Considerações iniciais sobre o impacto da PEC nº 66/2023 sobre as contas públicas
- Macroeconomia e política
- 17/07/2025
- Tendências

Por: João Pedro Leme, consultor da Tendências
Dando continuidade à primazia da pauta fiscal sobre o debate público nacional, o Congresso Nacional, nos últimos dias, tem se debruçado sobre a Proposta de Emenda Constitucional (PEC) nº 66/2023 – que visa mudar, de forma permanente, o tratamento orçamentário dispensado a parte das despesas com Precatórios e Requisições de Pequeno Valor (RPV).
Arquitetado pelo Dep. Baleia Rossi (MDB-SP) com o auxílio de técnicos do Ministério do Planejamento e Orçamento (MPO) e representantes municipais, o substitutivo do projeto tinha como objetivos principais (i) definir as balizas para a reincorporação dos precatórios da União Federal à meta de resultado primário fiscal; (ii) propor parâmetros para a renegociação de precatórios municipais e estaduais, incluindo novo indexador para tais dívidas; e (iii) estabelecer novos critérios para a quitação de dívidas previdenciárias municipais.
Ainda que tenha sido aprovada na Câmara dos Deputados com margem suficiente (353 x 76), a proposta não passou incólume – a resistência oferecida pela bancada do Partido dos Trabalhadores (PT) acabou forçando a retirada do destaque relativo às dívidas municipais com o RGPS. Com isso, a discussão a ser travada no Senado Federal, na segunda votação que deve ocorrer após o recesso parlamentar, deve ter seus holofotes voltados aos possíveis impactos fiscais trazidos pelos pontos (i) e (ii).
O texto final do Substitutivo confirma o entendimento firmado pelo STF quando do julgamento das ADIs 7.047 e 7.064 – oportunidade em que, além do reconhecimento da inconstitucionalidade do chamado “subteto dos precatórios” instituído pelo governo Bolsonaro em 2022, o tribunal decidiu pela criação de um waiver fiscal temporário para os valores excedentes ao subteto, permitindo que o governo federal, através de créditos extraordinários, pudesse descontar tais valores para fins de apuração da meta fiscal. A PEC confirma o waiver até o exercício fiscal de 2026, estabelecendo uma reinclusão escalonada destes valores para o cômputo da meta, a partir de 2027, na ordem de 10% dos estoques por ano, até o atingimento do valor total.

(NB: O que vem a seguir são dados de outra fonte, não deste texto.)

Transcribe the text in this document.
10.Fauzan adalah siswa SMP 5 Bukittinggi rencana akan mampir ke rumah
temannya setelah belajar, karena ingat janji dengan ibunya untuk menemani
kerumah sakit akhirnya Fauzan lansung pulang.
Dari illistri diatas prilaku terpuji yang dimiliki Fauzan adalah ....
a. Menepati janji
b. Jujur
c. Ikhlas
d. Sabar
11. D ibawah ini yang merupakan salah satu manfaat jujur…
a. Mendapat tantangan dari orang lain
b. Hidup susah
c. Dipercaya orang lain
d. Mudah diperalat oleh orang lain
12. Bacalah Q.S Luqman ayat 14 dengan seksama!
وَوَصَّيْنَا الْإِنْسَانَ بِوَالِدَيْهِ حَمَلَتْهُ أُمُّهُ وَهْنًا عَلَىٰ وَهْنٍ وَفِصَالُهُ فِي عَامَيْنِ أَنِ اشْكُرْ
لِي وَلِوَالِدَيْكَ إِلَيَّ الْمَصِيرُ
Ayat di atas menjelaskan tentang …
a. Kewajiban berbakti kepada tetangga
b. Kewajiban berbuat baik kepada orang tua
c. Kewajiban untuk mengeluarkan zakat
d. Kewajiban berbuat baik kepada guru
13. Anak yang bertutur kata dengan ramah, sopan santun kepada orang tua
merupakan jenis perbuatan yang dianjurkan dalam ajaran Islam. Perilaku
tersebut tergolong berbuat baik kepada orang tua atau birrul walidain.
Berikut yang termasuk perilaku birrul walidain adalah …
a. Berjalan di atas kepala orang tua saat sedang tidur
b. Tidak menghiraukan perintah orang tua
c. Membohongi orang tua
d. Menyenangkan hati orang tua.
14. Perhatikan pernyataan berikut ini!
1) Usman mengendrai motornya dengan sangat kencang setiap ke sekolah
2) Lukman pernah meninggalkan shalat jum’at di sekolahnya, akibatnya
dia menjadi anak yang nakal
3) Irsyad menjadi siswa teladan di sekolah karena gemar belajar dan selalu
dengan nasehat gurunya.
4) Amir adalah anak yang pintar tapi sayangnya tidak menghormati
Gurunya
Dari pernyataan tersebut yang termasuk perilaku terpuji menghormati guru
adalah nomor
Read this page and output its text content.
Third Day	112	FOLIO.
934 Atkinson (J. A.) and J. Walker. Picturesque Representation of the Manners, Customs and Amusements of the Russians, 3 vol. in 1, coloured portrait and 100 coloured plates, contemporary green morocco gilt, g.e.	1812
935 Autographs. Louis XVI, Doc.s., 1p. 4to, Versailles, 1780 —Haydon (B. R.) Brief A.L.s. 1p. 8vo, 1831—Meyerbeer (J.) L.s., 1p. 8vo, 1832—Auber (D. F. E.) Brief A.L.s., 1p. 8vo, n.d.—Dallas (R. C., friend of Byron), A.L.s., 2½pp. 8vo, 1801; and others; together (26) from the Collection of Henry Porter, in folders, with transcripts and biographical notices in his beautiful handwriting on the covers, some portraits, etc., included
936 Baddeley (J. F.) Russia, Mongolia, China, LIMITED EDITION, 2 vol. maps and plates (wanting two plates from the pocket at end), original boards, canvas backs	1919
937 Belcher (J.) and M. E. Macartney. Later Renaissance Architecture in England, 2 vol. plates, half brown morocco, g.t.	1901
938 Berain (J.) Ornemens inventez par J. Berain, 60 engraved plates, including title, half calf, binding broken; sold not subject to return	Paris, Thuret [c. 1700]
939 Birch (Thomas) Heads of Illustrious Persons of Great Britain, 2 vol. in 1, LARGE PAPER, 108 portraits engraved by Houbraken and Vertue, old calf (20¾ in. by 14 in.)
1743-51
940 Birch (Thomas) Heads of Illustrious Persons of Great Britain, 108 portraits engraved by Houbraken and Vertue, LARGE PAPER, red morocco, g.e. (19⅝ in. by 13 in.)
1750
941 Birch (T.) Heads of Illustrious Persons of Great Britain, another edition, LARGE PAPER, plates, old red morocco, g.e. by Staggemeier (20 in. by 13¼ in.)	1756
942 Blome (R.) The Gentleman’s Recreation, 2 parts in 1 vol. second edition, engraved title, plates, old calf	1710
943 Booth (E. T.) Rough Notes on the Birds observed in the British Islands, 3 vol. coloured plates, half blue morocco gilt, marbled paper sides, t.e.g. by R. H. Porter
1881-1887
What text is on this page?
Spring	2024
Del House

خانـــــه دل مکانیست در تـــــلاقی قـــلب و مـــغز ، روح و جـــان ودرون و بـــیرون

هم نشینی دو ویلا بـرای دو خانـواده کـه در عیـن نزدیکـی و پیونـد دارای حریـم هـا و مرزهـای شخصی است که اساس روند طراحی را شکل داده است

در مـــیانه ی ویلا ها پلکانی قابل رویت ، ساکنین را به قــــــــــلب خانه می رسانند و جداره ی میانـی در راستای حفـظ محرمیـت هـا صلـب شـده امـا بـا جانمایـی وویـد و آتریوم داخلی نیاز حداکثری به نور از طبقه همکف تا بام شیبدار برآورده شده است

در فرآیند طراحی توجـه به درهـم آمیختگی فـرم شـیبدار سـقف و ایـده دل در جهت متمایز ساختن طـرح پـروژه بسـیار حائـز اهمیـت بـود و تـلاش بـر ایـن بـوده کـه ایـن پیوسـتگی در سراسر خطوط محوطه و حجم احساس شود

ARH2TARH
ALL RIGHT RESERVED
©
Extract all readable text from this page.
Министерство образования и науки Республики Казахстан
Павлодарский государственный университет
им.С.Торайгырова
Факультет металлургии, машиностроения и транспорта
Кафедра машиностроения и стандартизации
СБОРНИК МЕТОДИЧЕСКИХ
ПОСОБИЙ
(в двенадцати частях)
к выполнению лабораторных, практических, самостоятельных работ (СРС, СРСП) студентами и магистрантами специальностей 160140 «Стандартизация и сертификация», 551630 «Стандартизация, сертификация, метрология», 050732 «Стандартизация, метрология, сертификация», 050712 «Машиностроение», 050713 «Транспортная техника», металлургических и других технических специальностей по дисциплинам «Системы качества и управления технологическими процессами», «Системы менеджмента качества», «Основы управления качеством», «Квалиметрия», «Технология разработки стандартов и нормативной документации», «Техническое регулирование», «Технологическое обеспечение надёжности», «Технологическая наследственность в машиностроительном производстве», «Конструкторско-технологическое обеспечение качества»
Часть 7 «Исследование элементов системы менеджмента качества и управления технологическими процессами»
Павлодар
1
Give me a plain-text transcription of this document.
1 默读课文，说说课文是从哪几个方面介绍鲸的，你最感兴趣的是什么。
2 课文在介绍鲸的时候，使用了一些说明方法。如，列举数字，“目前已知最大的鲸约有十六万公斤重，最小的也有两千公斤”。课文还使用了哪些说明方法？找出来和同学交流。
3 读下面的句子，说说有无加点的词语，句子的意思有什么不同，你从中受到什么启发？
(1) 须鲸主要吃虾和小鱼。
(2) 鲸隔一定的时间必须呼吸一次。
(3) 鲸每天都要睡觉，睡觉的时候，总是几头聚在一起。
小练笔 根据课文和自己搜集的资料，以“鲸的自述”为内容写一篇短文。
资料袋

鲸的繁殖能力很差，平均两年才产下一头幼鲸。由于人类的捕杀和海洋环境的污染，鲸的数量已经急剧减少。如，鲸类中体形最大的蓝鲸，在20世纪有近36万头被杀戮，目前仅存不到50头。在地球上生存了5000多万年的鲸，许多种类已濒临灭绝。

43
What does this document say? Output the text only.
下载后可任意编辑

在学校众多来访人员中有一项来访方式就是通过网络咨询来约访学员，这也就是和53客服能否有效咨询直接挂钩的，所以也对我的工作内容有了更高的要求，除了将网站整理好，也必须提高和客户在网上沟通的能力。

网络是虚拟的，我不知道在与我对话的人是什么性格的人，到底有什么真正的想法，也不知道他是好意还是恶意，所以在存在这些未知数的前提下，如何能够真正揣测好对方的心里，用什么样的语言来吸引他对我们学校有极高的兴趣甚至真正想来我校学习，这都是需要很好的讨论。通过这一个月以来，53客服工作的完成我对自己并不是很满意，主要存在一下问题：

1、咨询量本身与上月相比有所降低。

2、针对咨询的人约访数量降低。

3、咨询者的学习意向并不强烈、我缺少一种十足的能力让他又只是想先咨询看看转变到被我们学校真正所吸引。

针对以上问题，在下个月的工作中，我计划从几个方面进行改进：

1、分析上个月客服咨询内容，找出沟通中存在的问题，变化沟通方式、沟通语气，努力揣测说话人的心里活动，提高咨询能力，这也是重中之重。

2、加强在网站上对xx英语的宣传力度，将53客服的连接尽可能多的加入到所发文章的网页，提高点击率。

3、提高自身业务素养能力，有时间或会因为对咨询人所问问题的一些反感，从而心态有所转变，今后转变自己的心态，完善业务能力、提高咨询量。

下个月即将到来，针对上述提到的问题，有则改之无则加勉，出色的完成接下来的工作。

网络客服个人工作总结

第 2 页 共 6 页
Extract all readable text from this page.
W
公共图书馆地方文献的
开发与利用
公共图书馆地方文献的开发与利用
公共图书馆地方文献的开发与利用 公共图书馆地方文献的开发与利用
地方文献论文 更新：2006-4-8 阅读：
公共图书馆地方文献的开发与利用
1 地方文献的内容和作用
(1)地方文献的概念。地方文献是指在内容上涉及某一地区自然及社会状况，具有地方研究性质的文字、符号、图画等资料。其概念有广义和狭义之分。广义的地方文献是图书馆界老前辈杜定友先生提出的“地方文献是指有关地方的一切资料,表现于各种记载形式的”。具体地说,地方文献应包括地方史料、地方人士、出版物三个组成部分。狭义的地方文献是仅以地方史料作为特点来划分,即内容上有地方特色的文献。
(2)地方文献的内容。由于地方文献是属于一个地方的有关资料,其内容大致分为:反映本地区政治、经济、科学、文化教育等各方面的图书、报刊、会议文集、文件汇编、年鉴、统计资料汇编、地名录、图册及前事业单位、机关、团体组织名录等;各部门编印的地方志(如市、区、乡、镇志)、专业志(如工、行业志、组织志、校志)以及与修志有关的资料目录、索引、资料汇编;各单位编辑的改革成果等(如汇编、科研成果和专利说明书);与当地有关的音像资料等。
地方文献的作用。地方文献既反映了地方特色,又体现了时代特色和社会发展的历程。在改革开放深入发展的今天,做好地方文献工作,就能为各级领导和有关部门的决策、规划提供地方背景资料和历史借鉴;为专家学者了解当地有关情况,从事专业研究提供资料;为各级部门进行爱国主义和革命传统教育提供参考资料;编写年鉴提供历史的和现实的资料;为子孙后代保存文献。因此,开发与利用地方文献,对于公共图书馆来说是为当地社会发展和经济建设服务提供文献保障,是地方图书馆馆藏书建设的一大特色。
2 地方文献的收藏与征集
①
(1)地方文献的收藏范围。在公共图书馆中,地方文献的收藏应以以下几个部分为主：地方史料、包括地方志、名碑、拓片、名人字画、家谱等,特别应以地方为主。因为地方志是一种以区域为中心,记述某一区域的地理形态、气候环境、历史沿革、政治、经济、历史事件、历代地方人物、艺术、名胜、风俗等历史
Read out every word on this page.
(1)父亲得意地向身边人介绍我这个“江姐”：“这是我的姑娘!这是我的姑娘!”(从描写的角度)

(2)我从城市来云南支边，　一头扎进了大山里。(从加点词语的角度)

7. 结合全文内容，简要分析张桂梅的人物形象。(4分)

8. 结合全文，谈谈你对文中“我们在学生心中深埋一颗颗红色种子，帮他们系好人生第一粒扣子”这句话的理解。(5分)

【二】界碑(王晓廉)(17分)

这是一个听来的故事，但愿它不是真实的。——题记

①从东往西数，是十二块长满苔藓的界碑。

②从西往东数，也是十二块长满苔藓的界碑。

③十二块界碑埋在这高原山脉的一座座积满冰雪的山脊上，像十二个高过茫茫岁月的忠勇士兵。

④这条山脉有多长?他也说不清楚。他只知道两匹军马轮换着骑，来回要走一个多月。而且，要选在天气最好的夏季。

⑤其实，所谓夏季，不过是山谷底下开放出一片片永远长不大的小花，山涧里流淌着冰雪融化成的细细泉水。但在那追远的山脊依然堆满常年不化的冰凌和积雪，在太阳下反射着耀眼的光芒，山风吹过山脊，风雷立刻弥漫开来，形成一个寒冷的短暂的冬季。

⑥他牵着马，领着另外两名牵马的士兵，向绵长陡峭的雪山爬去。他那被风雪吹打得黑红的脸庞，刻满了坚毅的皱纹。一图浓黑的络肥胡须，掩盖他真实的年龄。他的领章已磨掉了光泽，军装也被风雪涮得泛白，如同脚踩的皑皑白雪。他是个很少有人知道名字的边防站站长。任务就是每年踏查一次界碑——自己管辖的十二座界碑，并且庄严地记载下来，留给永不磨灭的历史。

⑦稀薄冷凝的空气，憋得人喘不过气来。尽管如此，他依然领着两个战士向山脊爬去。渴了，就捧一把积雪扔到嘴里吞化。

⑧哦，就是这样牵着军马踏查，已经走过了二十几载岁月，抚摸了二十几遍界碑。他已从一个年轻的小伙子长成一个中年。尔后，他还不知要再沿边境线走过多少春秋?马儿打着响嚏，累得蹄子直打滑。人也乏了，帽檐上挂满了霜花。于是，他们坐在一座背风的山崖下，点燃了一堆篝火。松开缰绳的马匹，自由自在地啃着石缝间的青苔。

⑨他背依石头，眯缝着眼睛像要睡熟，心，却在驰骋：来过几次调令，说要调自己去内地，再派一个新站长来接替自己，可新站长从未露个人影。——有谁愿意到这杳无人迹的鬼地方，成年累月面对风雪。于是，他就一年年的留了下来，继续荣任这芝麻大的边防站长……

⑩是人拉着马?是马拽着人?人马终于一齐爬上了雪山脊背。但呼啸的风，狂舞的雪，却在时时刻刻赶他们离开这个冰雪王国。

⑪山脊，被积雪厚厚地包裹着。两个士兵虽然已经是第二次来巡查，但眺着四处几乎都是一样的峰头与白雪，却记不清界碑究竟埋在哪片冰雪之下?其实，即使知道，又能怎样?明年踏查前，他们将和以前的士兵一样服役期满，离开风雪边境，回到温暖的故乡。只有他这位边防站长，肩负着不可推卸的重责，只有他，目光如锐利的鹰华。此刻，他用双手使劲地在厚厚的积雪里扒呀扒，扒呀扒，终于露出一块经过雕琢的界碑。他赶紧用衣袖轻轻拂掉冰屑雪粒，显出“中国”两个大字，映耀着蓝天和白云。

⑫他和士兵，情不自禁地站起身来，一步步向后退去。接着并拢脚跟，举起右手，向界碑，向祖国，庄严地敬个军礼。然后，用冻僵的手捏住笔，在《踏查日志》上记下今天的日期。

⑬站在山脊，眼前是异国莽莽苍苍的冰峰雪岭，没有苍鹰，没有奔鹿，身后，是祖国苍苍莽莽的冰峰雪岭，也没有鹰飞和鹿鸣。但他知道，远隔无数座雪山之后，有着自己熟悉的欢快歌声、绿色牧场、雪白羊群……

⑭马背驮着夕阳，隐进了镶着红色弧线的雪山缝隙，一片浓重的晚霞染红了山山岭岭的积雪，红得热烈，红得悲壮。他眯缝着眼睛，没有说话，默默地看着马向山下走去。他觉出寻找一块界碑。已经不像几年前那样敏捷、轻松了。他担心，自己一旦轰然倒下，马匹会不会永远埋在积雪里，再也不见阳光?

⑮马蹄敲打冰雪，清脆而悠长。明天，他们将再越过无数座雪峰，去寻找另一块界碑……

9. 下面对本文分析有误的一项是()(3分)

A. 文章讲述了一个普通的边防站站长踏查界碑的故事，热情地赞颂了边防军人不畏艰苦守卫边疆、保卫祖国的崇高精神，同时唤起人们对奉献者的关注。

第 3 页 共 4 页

O Substitutivo também alterou a redação anteriormente dada ao § 19-A do artigo 165 da CF/88, que reclassificava como despesas financeiras, para fins de cumprimento das metas fiscais, o valor dos precatórios correspondentes a juros e correção monetária. A mudança veio na esteira das críticas quanto a um eventual espaço fiscal extra criado pela norma – que poderia alcançar cifras superiores a R$ 10 bilhões.
Este risco, no entanto, não foi completamente sanado pela redação final do Substitutivo. Isso porque a nova redação proposta para o § 18-A do artigo 165, ao incorporar os créditos adicionais abertos em função do diferencial inflacionário no limite de gastos, legitimaria artifício contábil equivalente, gerando espaço adicional para despesas. A tendência é que tal saída seja objeto de novas discussões no Senado.
Por fim, quanto aos novos parâmetros para o pagamento de estoques de precatórios subnacionais em atraso, o texto determina que, caso o valor se limite a 15% da Receita Corrente Líquida (RCL) do ente, o limite máximo de pagamento naquele exercício será de 1% de sua RCL. Tal limite cresce progressivamente com o percentual de comprometimento da receita, sendo fixado em 5% para estoques que superem 85% da RCL.No caso de existência de estoque em atraso após 10 anos, os limites serão expandidos em 0,5 p.p.
Em vista da expansão de estoques observada nos últimos 10 anos, precatórios e RPVs passaram a representar um grande desafio para os planejamentos orçamentários de médio e longo prazos. O waiver concedido pelo STF, ainda que meritório, teve o condão apenas de postergar a urgência da discussão – que adquiriu tons preocupantes com a perspectiva de estrangulamento das despesas discricionárias e com a dificuldade do Novo Arcabouço Fiscal em conter a piora estrutural enfrentada pelas despesas primárias. O Substitutivo atual, mesmo com suas limitações, apresenta avanços institucionais relevantes para a questão, mas é incapaz de, por conta própria, aliviar as incertezas sobre a área fiscal. Congresso e Executivo ainda têm um grande caminho a percorrer.